Seek to think deeply about what God thinks of that wrong expression or action or characteristic. A deeper understanding of your error or sin is critical to reconciliation.

Express your sin to the accuser rather than theirs, and how you hope to improve or correct whatever is necessary.

Be willing to leave it at that if he or she is unwilling to reconcile. But it is good to say that reconciliation is important to you and you believe, to God. “Are you able to forgive me for my words/actions. Hearing that you forgive me is meaningful to me.”

Better to Die

A friend reminded me this week of Ecclesiastes 4:2. It says, “And I thought the dead who are already dead more fortunate than the living who are still alive.” The Apostle Paul’s way to say this is simply, “My desire is to depart and be with Christ, for that is far better” (Ph 4:23).

In the last few weeks we’ve witnessed the death of two of Pam’s family — her 96 year old mother living with us, and Pam’s faithful older sister in New Jersey. The Bible tells us this: “The poor man [Lazarus] died and was carried by the angels to Abraham’s side” (Lk 16:2). No doubt, he did not have the luxury of a hospice bed before leaving, as Pam’s mother and sister did. But, then, what difference did it make when angels took him away to heaven? None at all.

Many of you have expressed your love toward Pam and me in various ways during this period. Thank you so much. We are missing them. But, at the same time, we do not pity them.
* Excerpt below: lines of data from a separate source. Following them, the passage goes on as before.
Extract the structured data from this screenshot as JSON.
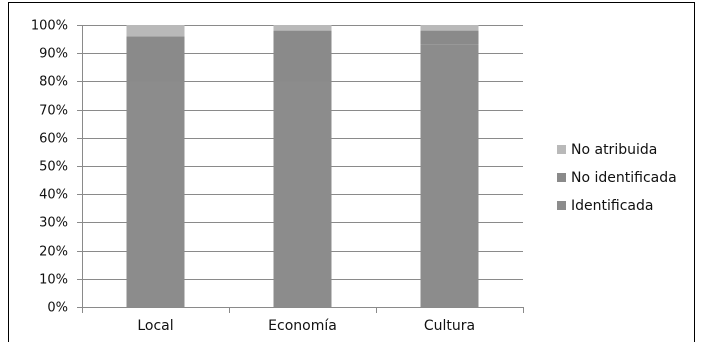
{
  "chart_data": {
    "type": "bar",
    "stacked": true,
    "categories": [
      "Local",
      "Economía",
      "Cultura"
    ],
    "series": [
      {
        "name": "Identificada",
        "values": [
          80,
          80,
          93
        ],
        "color": "#8c8c8c"
      },
      {
        "name": "No identificada",
        "values": [
          16,
          18,
          5
        ],
        "color": "#8a8a8a"
      },
      {
        "name": "No atribuida",
        "values": [
          4,
          2,
          2
        ],
        "color": "#b9b9b9"
      }
    ],
    "ylim": [
      0,
      100
    ],
    "yticks": [
      "0%",
      "10%",
      "20%",
      "30%",
      "40%",
      "50%",
      "60%",
      "70%",
      "80%",
      "90%",
      "100%"
    ],
    "grid": true,
    "legend": "right",
    "legend_order": [
      "No atribuida",
      "No identificada",
      "Identificada"
    ],
    "title": "",
    "xlabel": "",
    "ylabel": ""
  }
}
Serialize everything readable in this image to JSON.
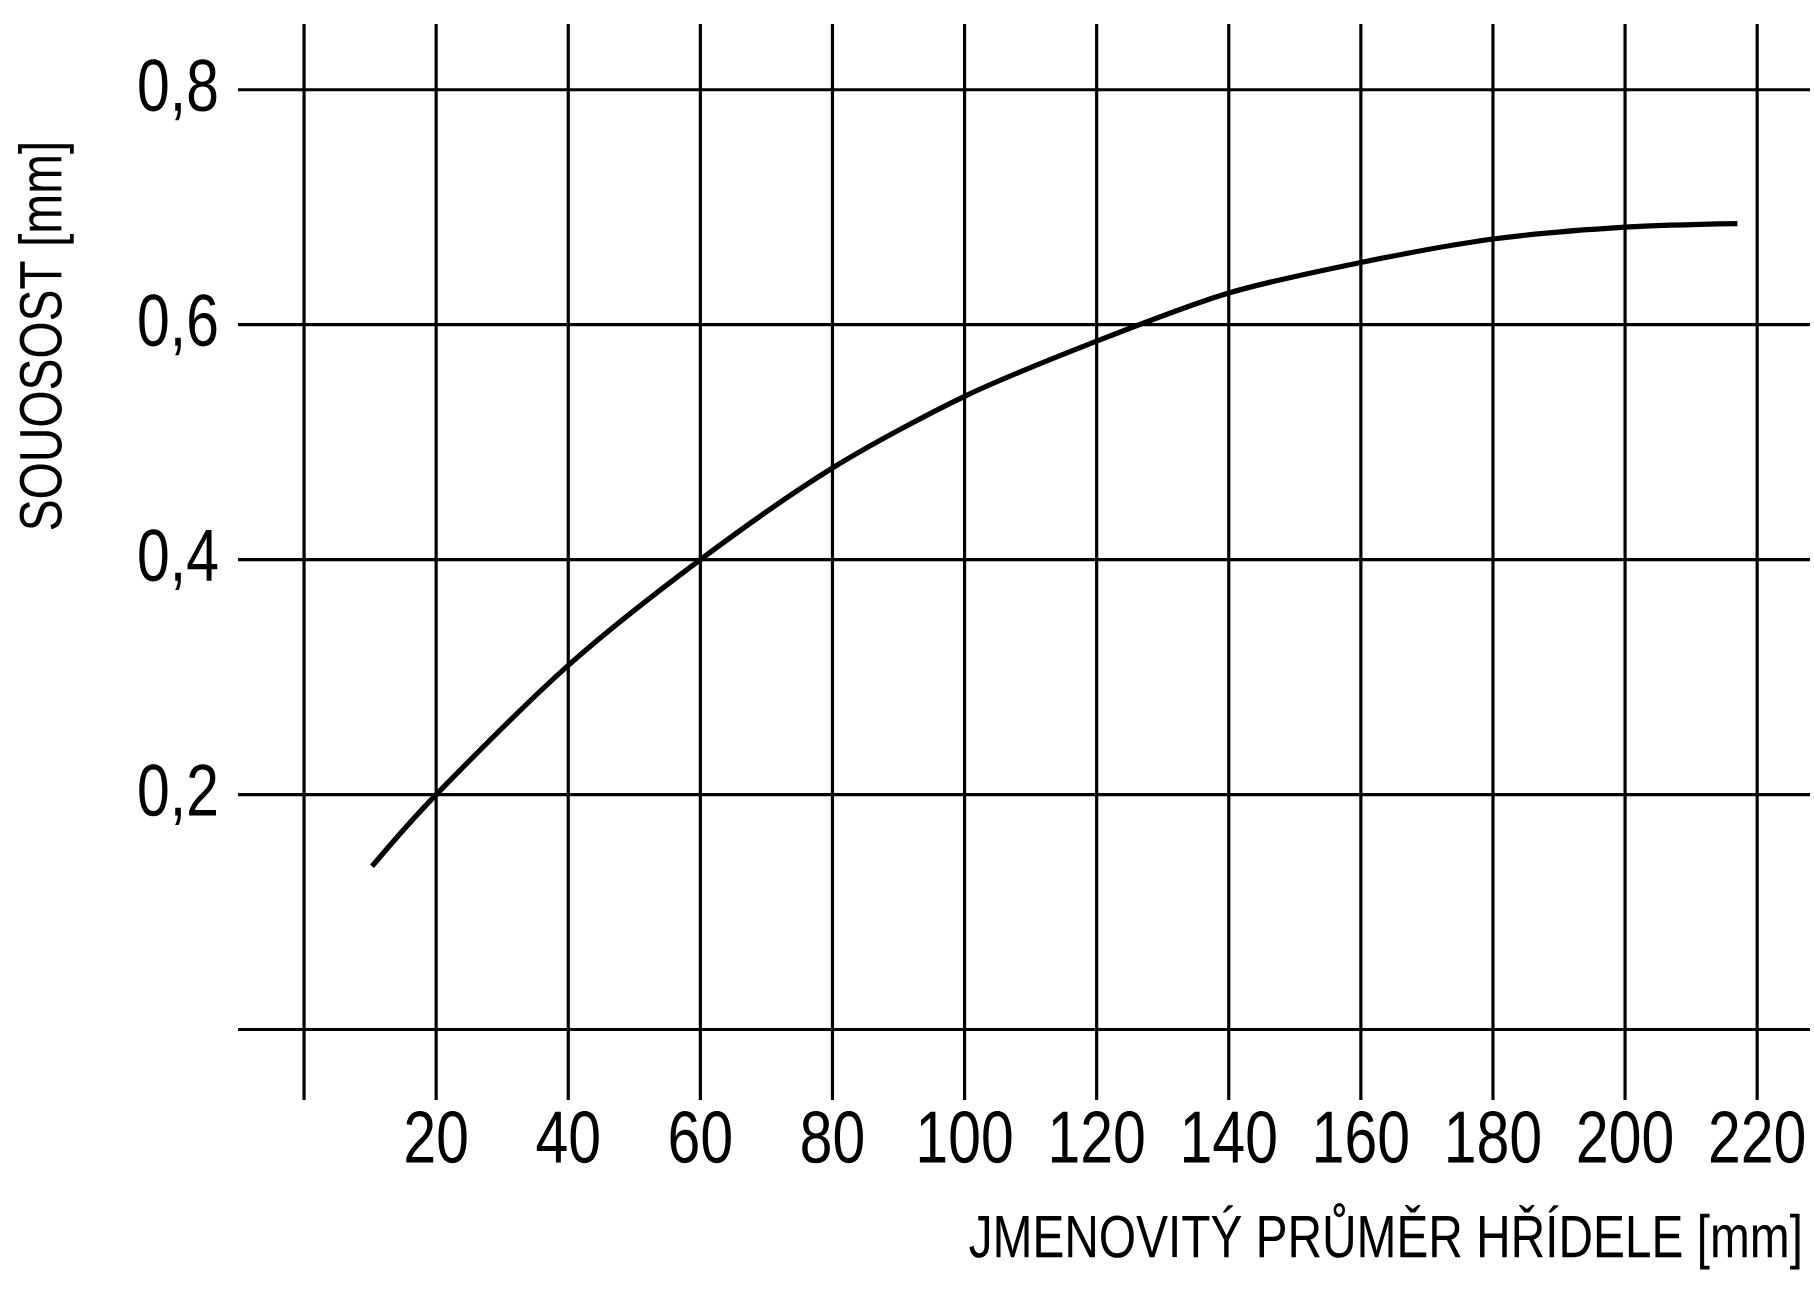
{
  "chart_data": {
    "type": "line",
    "xlabel": "JMENOVITÝ PRŮMĚR HŘÍDELE [mm]",
    "ylabel": "SOUOSOST [mm]",
    "x": [
      10.3,
      20,
      40,
      60,
      80,
      100,
      120,
      140,
      160,
      180,
      200,
      217
    ],
    "values": [
      0.139,
      0.2,
      0.31,
      0.4,
      0.478,
      0.539,
      0.586,
      0.627,
      0.653,
      0.673,
      0.683,
      0.686
    ],
    "color": "#000000",
    "line_style": "solid",
    "marker": "none",
    "grid": true,
    "xlim": [
      -10,
      228
    ],
    "ylim": [
      -0.06,
      0.856
    ],
    "xticks": [
      {
        "value": 0,
        "label": null
      },
      20,
      40,
      60,
      80,
      100,
      120,
      140,
      160,
      180,
      200,
      220
    ],
    "yticks": [
      {
        "value": 0,
        "label": null
      },
      {
        "value": 0.2,
        "label": "0,2"
      },
      {
        "value": 0.4,
        "label": "0,4"
      },
      {
        "value": 0.6,
        "label": "0,6"
      },
      {
        "value": 0.8,
        "label": "0,8"
      }
    ]
  }
}
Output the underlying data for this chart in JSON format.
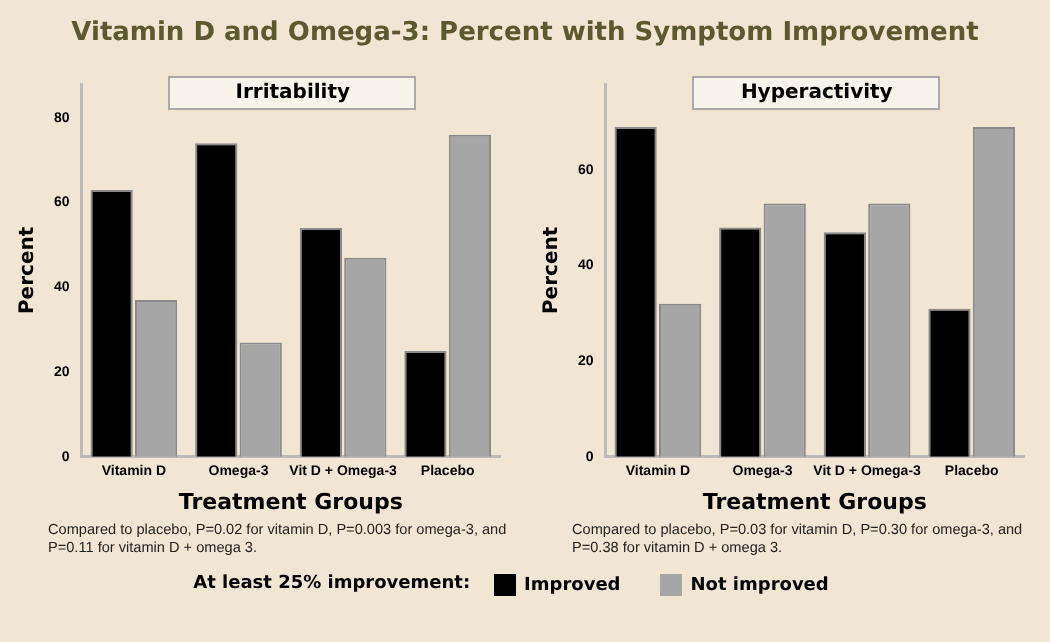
{
  "chart_data": [
    {
      "type": "bar",
      "title": "Vitamin D and Omega-3: Percent with Symptom Improvement",
      "subtitle": "Irritability",
      "xlabel": "Treatment Groups",
      "ylabel": "Percent",
      "legend_title": "At least 25% improvement:",
      "legend": "bottom",
      "grid": false,
      "categories": [
        "Vitamin D",
        "Omega-3",
        "Vit D + Omega-3",
        "Placebo"
      ],
      "series": [
        {
          "name": "Improved",
          "color": "#000000",
          "values": [
            63,
            74,
            54,
            25
          ]
        },
        {
          "name": "Not improved",
          "color": "#a6a6a6",
          "values": [
            37,
            27,
            47,
            76
          ]
        }
      ],
      "ylim": [
        0,
        88
      ],
      "yticks": [
        0,
        20,
        40,
        60,
        80
      ],
      "annotations": [
        "Compared to placebo, P=0.02 for vitamin D, P=0.003 for omega-3, and P=0.11 for vitamin D + omega 3."
      ]
    },
    {
      "type": "bar",
      "subtitle": "Hyperactivity",
      "xlabel": "Treatment Groups",
      "ylabel": "Percent",
      "grid": false,
      "categories": [
        "Vitamin D",
        "Omega-3",
        "Vit D + Omega-3",
        "Placebo"
      ],
      "series": [
        {
          "color": "#000000",
          "values": [
            69,
            48,
            47,
            31
          ]
        },
        {
          "color": "#a6a6a6",
          "values": [
            32,
            53,
            53,
            69
          ]
        }
      ],
      "ylim": [
        0,
        78
      ],
      "yticks": [
        0,
        20,
        40,
        60
      ],
      "annotations": [
        "Compared to placebo, P=0.03 for vitamin D, P=0.30 for omega-3, and P=0.38 for vitamin D + omega 3."
      ]
    }
  ]
}
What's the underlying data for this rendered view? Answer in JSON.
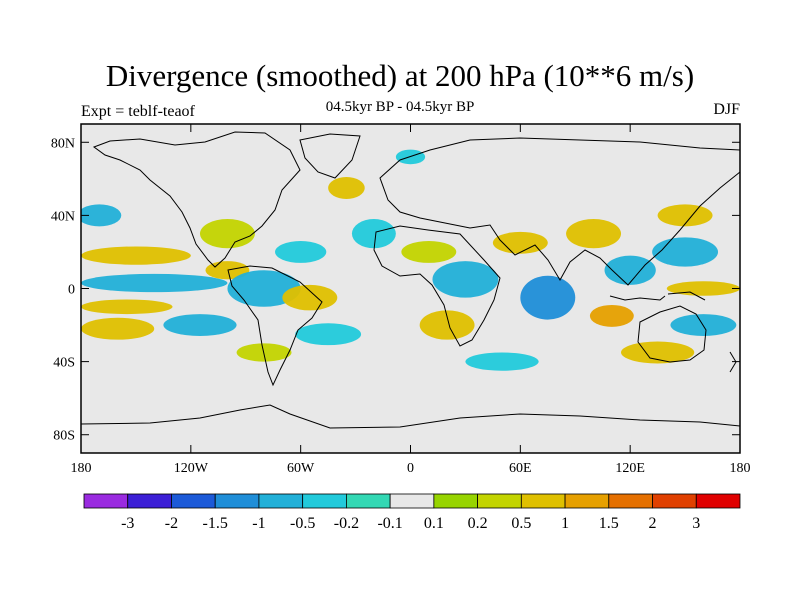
{
  "title": "Divergence (smoothed) at 200 hPa (10**6 m/s)",
  "left_label": "Expt = teblf-teaof",
  "center_label": "04.5kyr BP - 04.5kyr BP",
  "right_label": "DJF",
  "chart_data": {
    "type": "heatmap",
    "title": "Divergence (smoothed) at 200 hPa (10**6 m/s)",
    "xlim": [
      -180,
      180
    ],
    "ylim": [
      -90,
      90
    ],
    "y_ticks": [
      {
        "value": 80,
        "label": "80N"
      },
      {
        "value": 40,
        "label": "40N"
      },
      {
        "value": 0,
        "label": "0"
      },
      {
        "value": -40,
        "label": "40S"
      },
      {
        "value": -80,
        "label": "80S"
      }
    ],
    "x_ticks": [
      {
        "value": -180,
        "label": "180"
      },
      {
        "value": -120,
        "label": "120W"
      },
      {
        "value": -60,
        "label": "60W"
      },
      {
        "value": 0,
        "label": "0"
      },
      {
        "value": 60,
        "label": "60E"
      },
      {
        "value": 120,
        "label": "120E"
      },
      {
        "value": 180,
        "label": "180"
      }
    ],
    "colorbar": {
      "labels": [
        "-3",
        "-2",
        "-1.5",
        "-1",
        "-0.5",
        "-0.2",
        "-0.1",
        "0.1",
        "0.2",
        "0.5",
        "1",
        "1.5",
        "2",
        "3"
      ],
      "colors": [
        "#9a2be0",
        "#3c1fd6",
        "#1c5ad8",
        "#1f8ed8",
        "#22b0d8",
        "#22cadb",
        "#33d8b4",
        "#e8e8e8",
        "#97d400",
        "#c3d400",
        "#dfc000",
        "#e6a000",
        "#e57000",
        "#e04000",
        "#e00000"
      ]
    },
    "regions": [
      {
        "lon": -150,
        "lat": 18,
        "rx": 30,
        "ry": 5,
        "level": "0.5"
      },
      {
        "lon": -140,
        "lat": 3,
        "rx": 40,
        "ry": 5,
        "level": "-0.5"
      },
      {
        "lon": -155,
        "lat": -10,
        "rx": 25,
        "ry": 4,
        "level": "0.5"
      },
      {
        "lon": -160,
        "lat": -22,
        "rx": 20,
        "ry": 6,
        "level": "0.5"
      },
      {
        "lon": -170,
        "lat": 40,
        "rx": 12,
        "ry": 6,
        "level": "-0.5"
      },
      {
        "lon": -115,
        "lat": -20,
        "rx": 20,
        "ry": 6,
        "level": "-0.5"
      },
      {
        "lon": -100,
        "lat": 10,
        "rx": 12,
        "ry": 5,
        "level": "0.5"
      },
      {
        "lon": -80,
        "lat": 0,
        "rx": 20,
        "ry": 10,
        "level": "-0.5"
      },
      {
        "lon": -100,
        "lat": 30,
        "rx": 15,
        "ry": 8,
        "level": "0.2"
      },
      {
        "lon": -60,
        "lat": 20,
        "rx": 14,
        "ry": 6,
        "level": "-0.2"
      },
      {
        "lon": -55,
        "lat": -5,
        "rx": 15,
        "ry": 7,
        "level": "0.5"
      },
      {
        "lon": -45,
        "lat": -25,
        "rx": 18,
        "ry": 6,
        "level": "-0.2"
      },
      {
        "lon": -80,
        "lat": -35,
        "rx": 15,
        "ry": 5,
        "level": "0.2"
      },
      {
        "lon": -35,
        "lat": 55,
        "rx": 10,
        "ry": 6,
        "level": "0.5"
      },
      {
        "lon": 0,
        "lat": 72,
        "rx": 8,
        "ry": 4,
        "level": "-0.2"
      },
      {
        "lon": -20,
        "lat": 30,
        "rx": 12,
        "ry": 8,
        "level": "-0.2"
      },
      {
        "lon": 10,
        "lat": 20,
        "rx": 15,
        "ry": 6,
        "level": "0.2"
      },
      {
        "lon": 30,
        "lat": 5,
        "rx": 18,
        "ry": 10,
        "level": "-0.5"
      },
      {
        "lon": 20,
        "lat": -20,
        "rx": 15,
        "ry": 8,
        "level": "0.5"
      },
      {
        "lon": 50,
        "lat": -40,
        "rx": 20,
        "ry": 5,
        "level": "-0.2"
      },
      {
        "lon": 75,
        "lat": -5,
        "rx": 15,
        "ry": 12,
        "level": "-1"
      },
      {
        "lon": 60,
        "lat": 25,
        "rx": 15,
        "ry": 6,
        "level": "0.5"
      },
      {
        "lon": 100,
        "lat": 30,
        "rx": 15,
        "ry": 8,
        "level": "0.5"
      },
      {
        "lon": 120,
        "lat": 10,
        "rx": 14,
        "ry": 8,
        "level": "-0.5"
      },
      {
        "lon": 110,
        "lat": -15,
        "rx": 12,
        "ry": 6,
        "level": "1"
      },
      {
        "lon": 150,
        "lat": 20,
        "rx": 18,
        "ry": 8,
        "level": "-0.5"
      },
      {
        "lon": 160,
        "lat": 0,
        "rx": 20,
        "ry": 4,
        "level": "0.5"
      },
      {
        "lon": 160,
        "lat": -20,
        "rx": 18,
        "ry": 6,
        "level": "-0.5"
      },
      {
        "lon": 150,
        "lat": 40,
        "rx": 15,
        "ry": 6,
        "level": "0.5"
      },
      {
        "lon": 135,
        "lat": -35,
        "rx": 20,
        "ry": 6,
        "level": "0.5"
      }
    ]
  }
}
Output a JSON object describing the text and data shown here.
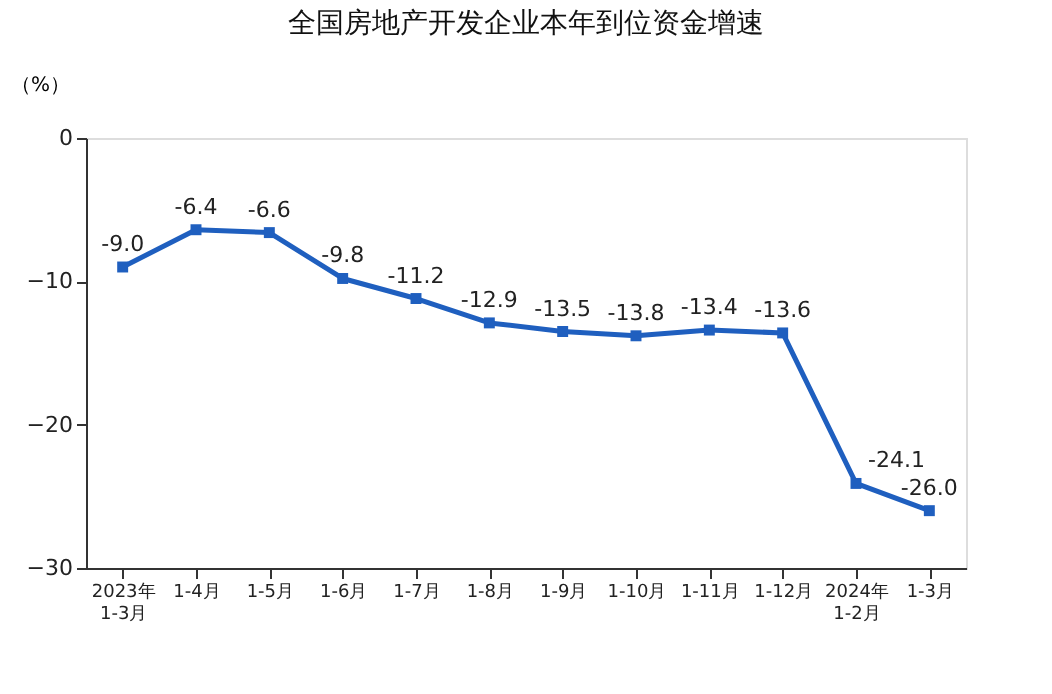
{
  "chart_data": {
    "type": "line",
    "title": "全国房地产开发企业本年到位资金增速",
    "ylabel": "（%）",
    "categories": [
      "2023年\n1-3月",
      "1-4月",
      "1-5月",
      "1-6月",
      "1-7月",
      "1-8月",
      "1-9月",
      "1-10月",
      "1-11月",
      "1-12月",
      "2024年\n1-2月",
      "1-3月"
    ],
    "series": [
      {
        "color": "#1f5fbf",
        "values": [
          -9.0,
          -6.4,
          -6.6,
          -9.8,
          -11.2,
          -12.9,
          -13.5,
          -13.8,
          -13.4,
          -13.6,
          -24.1,
          -26.0
        ],
        "value_labels": [
          "-9.0",
          "-6.4",
          "-6.6",
          "-9.8",
          "-11.2",
          "-12.9",
          "-13.5",
          "-13.8",
          "-13.4",
          "-13.6",
          "-24.1",
          "-26.0"
        ]
      }
    ],
    "ylim": [
      -30,
      0
    ],
    "yticks": [
      -30,
      -20,
      -10,
      0
    ],
    "grid": false,
    "marker": "square",
    "line_style": "solid"
  }
}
They are the happiest they have ever been!


Just ahead Pam and I will visit Little Rock to take care of some final things for Pam’s mother. In the next few weeks we will attend the FIRE International Conference and will visit our son Bryan in California and his four great kids. In between, we are busy with writing. We recently received some gifts we had been praying for to help us publish that we had been praying for. Please pray for us as we work on Steve’s upcoming book on the public reading of Scripture. Pray also about a possible updated edition of Led by the Spirit and maybe even The Eaglet. We are working on more than this which we will announce later.